Die Idee beim Bürgergeld war, Menschen auszubilden, statt sie in Hilfsjobs zu stecken. Das ist wissenschaftlich begründet, denn ausgebildete Menschen behalten ihre Beschäftigungen länger und zahlen durch ihre höheren Löhne auch mehr Steuern.
Die Wiedereinführung des Vermittlungsvorrangs bedeutet nichts anderes, als das kontraproduktive Mantra von Hartz IV aus dem Schrank zu holen.
Sanktionen sollen verschärft werden
Bereits 2024 wurde durch die Ampelkoalition angekündigt, die Sanktionen zu verschärfen. So soll jemand, der mehrfach eine Beschäftigung ablehnt, seine kompletten Ansprüche auf die Sozialleistung verlieren.
In der Umsetzung wird dies allerdings entweder nicht durchgesetzt oder aber Klagen vor den Sozialgerichten hageln. Denn ob das Kind nun Hartz IV, Bürgergeld oder Neue Grundsicherung genannt wird – laut Verfassungsgericht sind Totalsanktionen fast immer grundgesetzwidrig.

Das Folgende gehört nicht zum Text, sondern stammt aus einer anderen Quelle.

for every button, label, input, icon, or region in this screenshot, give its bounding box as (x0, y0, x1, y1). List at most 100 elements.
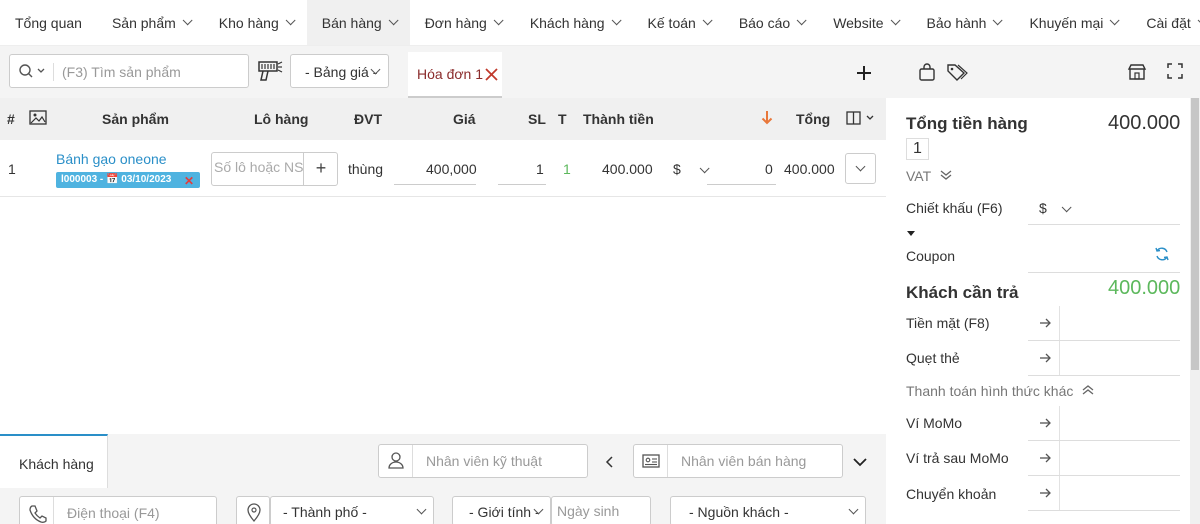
nav-item-label: Tổng quan (15, 14, 82, 31)
close-icon[interactable] (485, 68, 498, 81)
discount-type-select[interactable]: $ (673, 161, 710, 177)
column-lot: Lô hàng (254, 111, 309, 127)
price-list-label: - Bảng giá - (305, 64, 378, 80)
remove-lot-icon[interactable]: ✕ (184, 174, 194, 188)
scrollbar-thumb[interactable] (1191, 98, 1199, 370)
nav-item-products[interactable]: Sản phẩm (97, 0, 204, 45)
price-list-select[interactable]: - Bảng giá - (290, 54, 389, 88)
summary-discount-type-select[interactable]: $ (1039, 200, 1072, 216)
momo-fill-button[interactable] (1028, 406, 1060, 440)
vat-toggle[interactable]: VAT (906, 168, 953, 184)
store-icon[interactable] (1127, 62, 1147, 82)
product-search-box (9, 54, 249, 88)
chevron-down-icon (1061, 202, 1072, 213)
technician-input[interactable] (426, 453, 576, 469)
birthday-input[interactable] (557, 503, 647, 519)
refresh-coupon-icon[interactable] (1154, 246, 1170, 265)
nav-item-label: Cài đặt (1146, 14, 1191, 31)
nav-item-overview[interactable]: Tổng quan (0, 0, 97, 45)
tags-icon[interactable] (946, 62, 968, 82)
customer-source-select[interactable]: - Nguồn khách - (670, 496, 866, 524)
chevron-left-icon[interactable] (604, 455, 616, 471)
discount-label: Chiết khấu (F6) (906, 200, 1003, 216)
columns-toggle-icon[interactable] (846, 111, 878, 128)
nav-item-accounting[interactable]: Kế toán (633, 0, 724, 45)
nav-item-warehouse[interactable]: Kho hàng (204, 0, 307, 45)
row-expand-button[interactable] (845, 153, 876, 184)
double-chevron-up-icon (1082, 385, 1094, 395)
other-payment-label: Thanh toán hình thức khác (906, 383, 1074, 399)
row-index: 1 (8, 161, 16, 177)
chevron-down-icon (699, 163, 710, 174)
unit-text: thùng (348, 161, 384, 177)
caret-down-icon[interactable] (906, 224, 916, 240)
id-card-icon (634, 445, 668, 477)
add-lot-button[interactable]: + (303, 153, 338, 185)
card-fill-button[interactable] (1028, 341, 1060, 375)
other-payment-toggle[interactable]: Thanh toán hình thức khác (906, 383, 1095, 399)
nav-item-label: Khuyến mại (1029, 14, 1104, 31)
payment-summary-panel: Tổng tiền hàng 400.000 1 VAT Chiết khấu … (896, 98, 1190, 524)
nav-item-orders[interactable]: Đơn hàng (410, 0, 515, 45)
panel-scrollbar[interactable] (1190, 98, 1200, 524)
nav-item-reports[interactable]: Báo cáo (724, 0, 818, 45)
salesperson-input[interactable] (681, 453, 836, 469)
add-invoice-icon[interactable] (855, 64, 873, 82)
column-t: T (558, 111, 567, 127)
product-search-input[interactable] (62, 61, 242, 83)
arrow-right-icon (1040, 488, 1051, 498)
quantity-input[interactable]: 1 (536, 161, 544, 177)
city-select[interactable]: - Thành phố - (270, 496, 434, 524)
search-mode-dropdown[interactable] (18, 63, 54, 81)
nav-item-sales[interactable]: Bán hàng (306, 0, 410, 45)
fullscreen-icon[interactable] (1166, 62, 1186, 82)
nav-item-label: Khách hàng (529, 14, 605, 31)
row-discount-input[interactable]: 0 (765, 161, 773, 177)
transfer-label: Chuyển khoản (906, 486, 997, 502)
column-price: Giá (453, 111, 476, 127)
invoice-tab-label: Hóa đơn 1 (417, 66, 484, 82)
collapse-chevron-down-icon[interactable] (852, 455, 868, 471)
column-total: Tổng (796, 111, 831, 127)
chevron-down-icon (702, 15, 713, 26)
goods-count-badge: 1 (906, 138, 929, 160)
row-total-value: 400.000 (784, 161, 835, 177)
nav-item-label: Báo cáo (738, 14, 791, 31)
nav-item-promotions[interactable]: Khuyến mại (1014, 0, 1131, 45)
product-name-link[interactable]: Bánh gạo oneone (56, 151, 167, 167)
nav-item-label: Đơn hàng (424, 14, 487, 31)
nav-item-settings[interactable]: Cài đặt (1131, 0, 1200, 45)
lot-badge: l000003 - 📅 03/10/2023 ✕ (56, 172, 200, 188)
city-select-label: - Thành phố - (283, 504, 367, 520)
gender-select[interactable]: - Giới tính - (452, 496, 551, 524)
map-pin-icon (247, 503, 261, 522)
nav-item-customers[interactable]: Khách hàng (515, 0, 633, 45)
discount-underline (707, 184, 776, 185)
technician-field (378, 444, 588, 478)
phone-input[interactable] (67, 505, 207, 521)
arrow-right-icon (1040, 318, 1051, 328)
tab-customer[interactable]: Khách hàng (0, 434, 108, 488)
customer-section: Khách hàng - Thành phố - - Giới tính - (0, 434, 886, 524)
t-value: 1 (563, 161, 571, 177)
barcode-scanner-icon[interactable] (257, 59, 283, 83)
lot-input[interactable] (214, 159, 304, 175)
nav-item-warranty[interactable]: Bảo hành (912, 0, 1015, 45)
chevron-down-icon (285, 15, 296, 26)
sort-down-icon[interactable] (761, 110, 773, 128)
quantity-underline (498, 184, 546, 185)
gender-select-label: - Giới tính - (469, 504, 540, 520)
momo-later-fill-button[interactable] (1028, 441, 1060, 475)
nav-item-label: Sản phẩm (111, 14, 176, 31)
image-icon (29, 110, 47, 128)
cash-fill-button[interactable] (1028, 306, 1060, 340)
price-input[interactable]: 400,000 (426, 161, 477, 177)
invoice-tab[interactable]: Hóa đơn 1 (408, 52, 502, 98)
arrow-right-icon (1040, 353, 1051, 363)
nav-item-website[interactable]: Website (818, 0, 911, 45)
chevron-down-icon (493, 15, 504, 26)
shopping-bag-icon[interactable] (917, 62, 937, 82)
summary-discount-type: $ (1039, 200, 1047, 216)
transfer-fill-button[interactable] (1028, 476, 1060, 510)
vat-label: VAT (906, 168, 931, 184)
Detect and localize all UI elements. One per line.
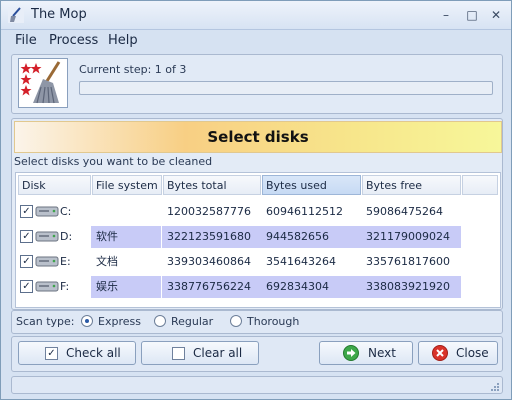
bytes-used-cell: 692834304 xyxy=(261,276,361,298)
disk-name: D: xyxy=(60,230,73,243)
disk-name: E: xyxy=(60,255,71,268)
radio-thorough-label[interactable]: Thorough xyxy=(247,315,299,328)
bytes-free-cell: 59086475264 xyxy=(366,205,443,218)
column-header-file-system[interactable]: File system xyxy=(92,175,162,195)
menu-file[interactable]: File xyxy=(15,33,37,48)
column-header-bytes-used[interactable]: Bytes used xyxy=(262,175,361,195)
check-all-button[interactable]: ✓ Check all xyxy=(18,341,136,365)
status-bar xyxy=(11,376,503,394)
menu-bar: File Process Help xyxy=(1,30,511,52)
next-button[interactable]: Next xyxy=(319,341,413,365)
resize-grip-icon[interactable] xyxy=(490,382,500,392)
empty-box-icon xyxy=(172,347,185,360)
table-row[interactable]: ✓ C: 120032587776 60946112512 5908647526… xyxy=(16,201,500,223)
file-system-cell xyxy=(91,201,161,223)
instruction-text: Select disks you want to be cleaned xyxy=(14,155,213,168)
next-label: Next xyxy=(368,346,396,360)
radio-thorough[interactable] xyxy=(230,315,242,327)
disk-checkbox[interactable]: ✓ xyxy=(20,280,33,293)
bytes-used-cell: 944582656 xyxy=(261,226,361,248)
table-row[interactable]: ✓ D: 软件 322123591680 944582656 321179009… xyxy=(16,226,500,248)
checked-box-icon: ✓ xyxy=(45,347,58,360)
disk-name: F: xyxy=(60,280,70,293)
bytes-free-cell: 335761817600 xyxy=(366,255,450,268)
disk-checkbox[interactable]: ✓ xyxy=(20,205,33,218)
minimize-icon[interactable]: – xyxy=(437,7,455,23)
check-all-label: Check all xyxy=(66,346,121,360)
file-system-cell: 娱乐 xyxy=(91,276,161,298)
column-header-bytes-free[interactable]: Bytes free xyxy=(362,175,461,195)
column-header-bytes-total[interactable]: Bytes total xyxy=(163,175,261,195)
bytes-free-cell: 321179009024 xyxy=(361,226,461,248)
bytes-used-cell: 60946112512 xyxy=(266,205,343,218)
hard-drive-icon xyxy=(35,281,59,292)
mop-app-icon xyxy=(8,7,24,23)
bytes-total-cell: 339303460864 xyxy=(167,255,251,268)
clear-all-label: Clear all xyxy=(193,346,243,360)
button-panel: ✓ Check all Clear all Next Close xyxy=(11,336,503,372)
hard-drive-icon xyxy=(35,206,59,217)
window-title: The Mop xyxy=(31,7,87,22)
step-progress-bar xyxy=(79,81,493,95)
close-label: Close xyxy=(456,346,489,360)
next-arrow-icon xyxy=(343,345,359,361)
step-panel: Current step: 1 of 3 xyxy=(11,54,503,114)
disk-checkbox[interactable]: ✓ xyxy=(20,255,33,268)
table-row[interactable]: ✓ E: 文档 339303460864 3541643264 33576181… xyxy=(16,251,500,273)
banner-title: Select disks xyxy=(207,128,309,146)
title-bar: The Mop – □ ✕ xyxy=(1,1,511,30)
banner: Select disks xyxy=(14,121,502,153)
scan-type-panel: Scan type: Express Regular Thorough xyxy=(11,310,503,334)
table-row[interactable]: ✓ F: 娱乐 338776756224 692834304 338083921… xyxy=(16,276,500,298)
radio-express[interactable] xyxy=(81,315,93,327)
bytes-total-cell: 322123591680 xyxy=(162,226,261,248)
clear-all-button[interactable]: Clear all xyxy=(141,341,259,365)
file-system-cell: 软件 xyxy=(91,226,161,248)
mop-logo-icon xyxy=(18,58,68,108)
bytes-total-cell: 120032587776 xyxy=(167,205,251,218)
radio-selected-dot xyxy=(85,319,89,323)
close-icon[interactable]: ✕ xyxy=(487,7,505,23)
radio-express-label[interactable]: Express xyxy=(98,315,141,328)
select-disks-panel: Select disks Select disks you want to be… xyxy=(11,118,503,310)
radio-regular-label[interactable]: Regular xyxy=(171,315,213,328)
disk-name: C: xyxy=(60,205,72,218)
menu-help[interactable]: Help xyxy=(108,33,138,48)
cancel-icon xyxy=(432,345,448,361)
hard-drive-icon xyxy=(35,231,59,242)
current-step-text: Current step: 1 of 3 xyxy=(79,63,187,76)
disk-checkbox[interactable]: ✓ xyxy=(20,230,33,243)
bytes-free-cell: 338083921920 xyxy=(361,276,461,298)
maximize-icon[interactable]: □ xyxy=(463,7,481,23)
app-window: The Mop – □ ✕ File Process Help Current … xyxy=(0,0,512,400)
column-header-disk[interactable]: Disk xyxy=(18,175,91,195)
column-header-filler xyxy=(462,175,498,195)
close-button[interactable]: Close xyxy=(418,341,498,365)
file-system-cell: 文档 xyxy=(96,255,118,268)
hard-drive-icon xyxy=(35,256,59,267)
scan-type-label: Scan type: xyxy=(16,315,75,328)
bytes-used-cell: 3541643264 xyxy=(266,255,336,268)
bytes-total-cell: 338776756224 xyxy=(162,276,261,298)
disk-table: Disk File system Bytes total Bytes used … xyxy=(15,172,501,308)
radio-regular[interactable] xyxy=(154,315,166,327)
menu-process[interactable]: Process xyxy=(49,33,98,48)
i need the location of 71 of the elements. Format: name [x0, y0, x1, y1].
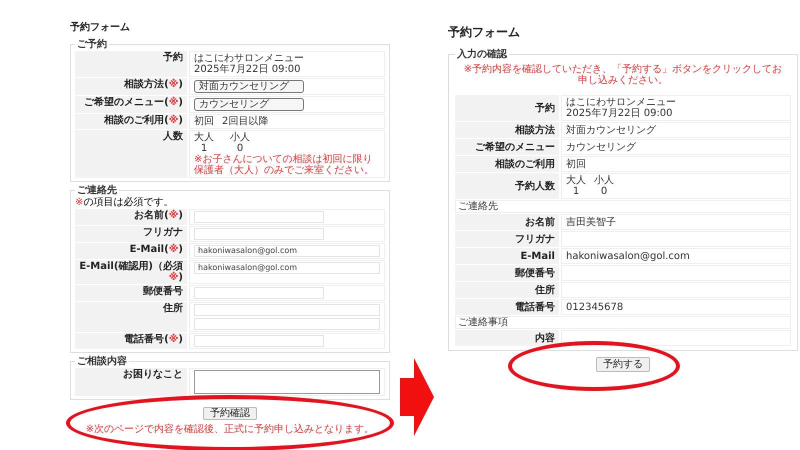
- field-label: 人数: [75, 130, 187, 178]
- field-value: カウンセリング: [566, 142, 637, 153]
- people-label: 小人: [594, 175, 614, 186]
- field-label: 郵便番号: [75, 285, 187, 301]
- input-field[interactable]: hakoniwasalon@gol.com: [194, 262, 380, 274]
- field-label: 内容: [455, 330, 559, 346]
- input-field[interactable]: [194, 304, 380, 316]
- field-label: 相談方法(※): [75, 78, 187, 95]
- field-value: はこにわサロンメニュー: [194, 53, 305, 64]
- people-label: 大人: [194, 132, 214, 143]
- field-label: フリガナ: [455, 231, 559, 248]
- people-label: 大人: [566, 175, 586, 186]
- input-field[interactable]: [194, 335, 324, 347]
- form-title: 予約フォーム: [70, 22, 131, 33]
- field-value: 012345678: [566, 302, 624, 313]
- field-label: E-Mail: [455, 248, 559, 264]
- field-label: 予約人数: [455, 173, 559, 200]
- select-field[interactable]: カウンセリング: [194, 98, 304, 111]
- field-label: ご希望のメニュー(※): [75, 96, 187, 113]
- input-field[interactable]: [194, 228, 324, 240]
- field-label: フリガナ: [75, 226, 187, 242]
- confirm-button[interactable]: 予約確認: [203, 407, 257, 420]
- arrow-icon: [400, 358, 434, 436]
- input-field[interactable]: [194, 318, 380, 330]
- section-legend: ご連絡先: [75, 185, 119, 196]
- field-value: はこにわサロンメニュー: [566, 97, 677, 108]
- field-value: 対面カウンセリング: [566, 124, 657, 136]
- field-label: ご希望のメニュー: [455, 139, 559, 156]
- notice-text: ※予約内容を確認していただき、「予約する」ボタンをクリックしてお申し込みください。: [462, 62, 784, 88]
- field-label: 相談のご利用: [455, 156, 559, 172]
- field-label: 住所: [75, 302, 187, 332]
- field-label: 予約: [455, 95, 559, 122]
- section-heading: ご連絡先: [455, 200, 791, 214]
- input-field[interactable]: [194, 211, 324, 223]
- people-note: ※お子さんについての相談は初回に限り保護者（大人）のみでご来室ください。: [194, 154, 375, 176]
- section-legend: ご予約: [75, 39, 109, 50]
- field-label: 予約: [75, 51, 187, 77]
- field-value: 2025年7月22日 09:00: [566, 108, 674, 120]
- choice-option[interactable]: 初回: [194, 116, 214, 127]
- field-label: 電話番号(※): [75, 333, 187, 349]
- field-label: 相談方法: [455, 122, 559, 138]
- people-count: 1: [572, 186, 580, 198]
- text-area[interactable]: [194, 370, 380, 394]
- people-count[interactable]: 0: [236, 143, 244, 154]
- input-field[interactable]: [194, 287, 324, 299]
- people-count[interactable]: 1: [200, 143, 208, 154]
- reserve-button[interactable]: 予約する: [596, 357, 650, 372]
- field-label: 郵便番号: [455, 265, 559, 282]
- field-label: E-Mail(確認用)（必須 ※): [75, 260, 187, 284]
- field-label: 電話番号: [455, 299, 559, 316]
- field-label: お名前: [455, 214, 559, 230]
- section-legend: 入力の確認: [455, 49, 509, 60]
- field-value: hakoniwasalon@gol.com: [566, 250, 691, 262]
- field-label: お困りなこと: [75, 368, 187, 396]
- field-value: 2025年7月22日 09:00: [194, 64, 302, 75]
- people-label: 小人: [230, 132, 250, 143]
- required-note: ※の項目は必須です。: [75, 197, 174, 208]
- form-title: 予約フォーム: [448, 26, 521, 40]
- field-label: お名前(※): [75, 209, 187, 225]
- field-label: 住所: [455, 282, 559, 298]
- people-count: 0: [600, 186, 608, 198]
- select-field[interactable]: 対面カウンセリング: [194, 80, 304, 93]
- section-heading: ご連絡事項: [455, 316, 791, 330]
- field-label: E-Mail(※): [75, 243, 187, 259]
- field-value: 吉田美智子: [566, 216, 617, 228]
- input-field[interactable]: hakoniwasalon@gol.com: [194, 245, 380, 257]
- choice-option[interactable]: 2回目以降: [222, 116, 268, 127]
- field-label: 相談のご利用(※): [75, 114, 187, 129]
- section-legend: ご相談内容: [75, 356, 129, 367]
- footnote: ※次のページで内容を確認後、正式に予約申し込みとなります。: [84, 424, 376, 435]
- field-value: 初回: [566, 158, 587, 170]
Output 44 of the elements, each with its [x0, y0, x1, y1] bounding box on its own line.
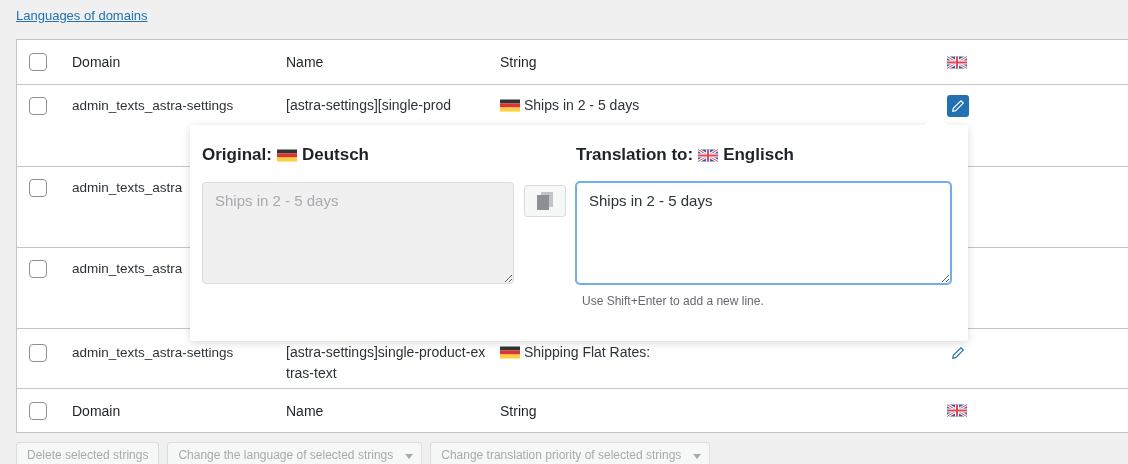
row-checkbox[interactable] [29, 179, 47, 197]
domain-cell-text: admin_texts_astra-settings [72, 97, 235, 115]
column-footer: Domain [72, 402, 286, 419]
string-cell-text: Ships in 2 - 5 days [524, 96, 640, 115]
select-all-checkbox[interactable] [29, 53, 47, 71]
column-header: String [500, 54, 538, 70]
translation-label: Translation to: [576, 145, 694, 165]
uk-flag-icon [947, 404, 967, 417]
hint-text: Use Shift+Enter to add a new line. [581, 294, 765, 308]
domain-cell-text: admin_texts_astra [72, 179, 184, 197]
german-flag-icon [276, 148, 297, 162]
translation-text-field[interactable]: Ships in 2 - 5 days [576, 182, 951, 284]
column-footer: Name [286, 402, 500, 419]
german-flag-icon [500, 99, 520, 112]
row-checkbox[interactable] [29, 97, 47, 115]
copy-button[interactable] [524, 185, 566, 217]
edit-button[interactable] [947, 95, 969, 117]
original-text-field[interactable]: Ships in 2 - 5 days [202, 182, 514, 284]
select-all-checkbox[interactable] [29, 401, 47, 420]
column-header: Name [286, 54, 325, 70]
original-language: Deutsch [301, 145, 369, 165]
name-cell-text: [astra-settings]single-product-extras-text [286, 343, 487, 383]
pencil-icon [951, 346, 965, 360]
pencil-icon [951, 99, 965, 113]
name-cell-text: [astra-settings][single-prod [286, 96, 452, 115]
original-label: Original: [202, 145, 272, 165]
row-checkbox[interactable] [29, 344, 47, 362]
german-flag-icon [500, 346, 520, 359]
domain-cell-text: admin_texts_astra [72, 260, 184, 278]
translation-language: Englisch [723, 145, 794, 165]
column-header: Domain [72, 54, 122, 70]
delete-button[interactable]: Delete selected strings [16, 442, 160, 464]
caret-icon [405, 454, 414, 459]
caret-icon [693, 454, 702, 459]
bulk-action-select[interactable]: Change the language of selected strings [167, 442, 423, 464]
uk-flag-icon [947, 55, 967, 69]
bulk-action-select[interactable]: Change translation priority of selected strings [430, 442, 711, 464]
languages-of-domains-link[interactable]: Languages of domains [16, 8, 148, 23]
domain-cell-text: admin_texts_astra-settings [72, 344, 235, 362]
uk-flag-icon [698, 148, 719, 162]
copy-icon [537, 192, 553, 210]
row-checkbox[interactable] [29, 260, 47, 278]
column-footer: String [500, 402, 931, 419]
string-cell-text: Shipping Flat Rates: [524, 343, 651, 362]
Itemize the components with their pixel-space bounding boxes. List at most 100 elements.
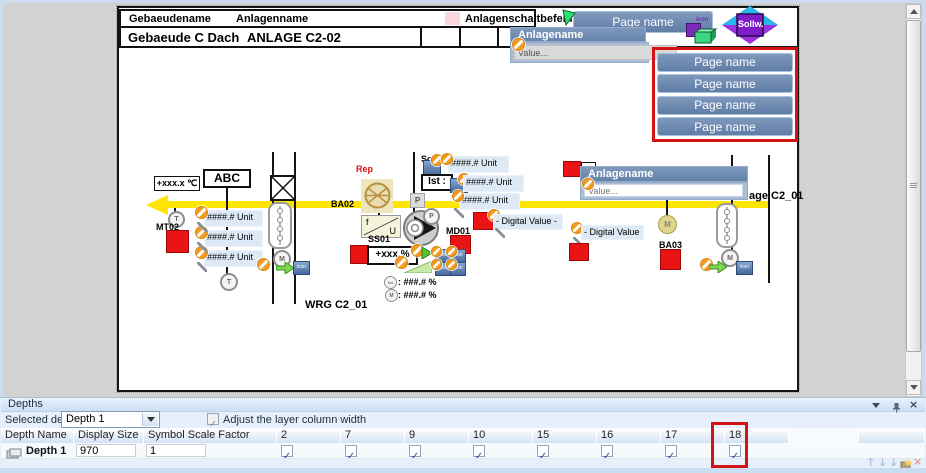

Die Regelsätze entsprechen dem Existenzminimum, und der Staat ist in Deutschland verpflichtet, dieses denjenigen zu gewähren, die es aus eigenen Mitteln nicht können. Nur im Extremfall, wenn jemand nämlich tatsächlich unmittelbar seinen Lebensunterhalt durch eine Erwerbsarbeit decken könnte, dies aber nicht tut, wäre es laut Verfassungsgericht möglich. Dann nämlich liegt keine Hilfebedürftigkeit mehr vor.
Zwischen Stammtischparolen und politischer Mutlosigkeit
Das Bürgergeld war zumindest ein Schritt in die richtige Richtung und ein Konzept, um Arbeitsvermittlung und Sozialleistungen an wissenschaftlich ermittelten Fakten auszurichten statt an Stammtischparolen gegen die finanziell Schwächsten.
Diese Stammtischparolen dröhnten allerdings, nachdem das Bürgergeld eingeführt wurde, in voller Lautstärke und durchgehend – von der Union und verschärft von der gesichert rechtsextremen AfD. Sie finden sich aber auch in den Kommentaren von „normalen Bürgern“, die die Boulevardpresse mit immer neuen Märchen über „faule Arbeitslose“ aufgebracht hat.
Nun sieht es so aus, also ob die SPD selbst gar keinen Elan mehr zeigt, ihr großspurig als Sozialreform angekündigtes Projekt zu verteidigen.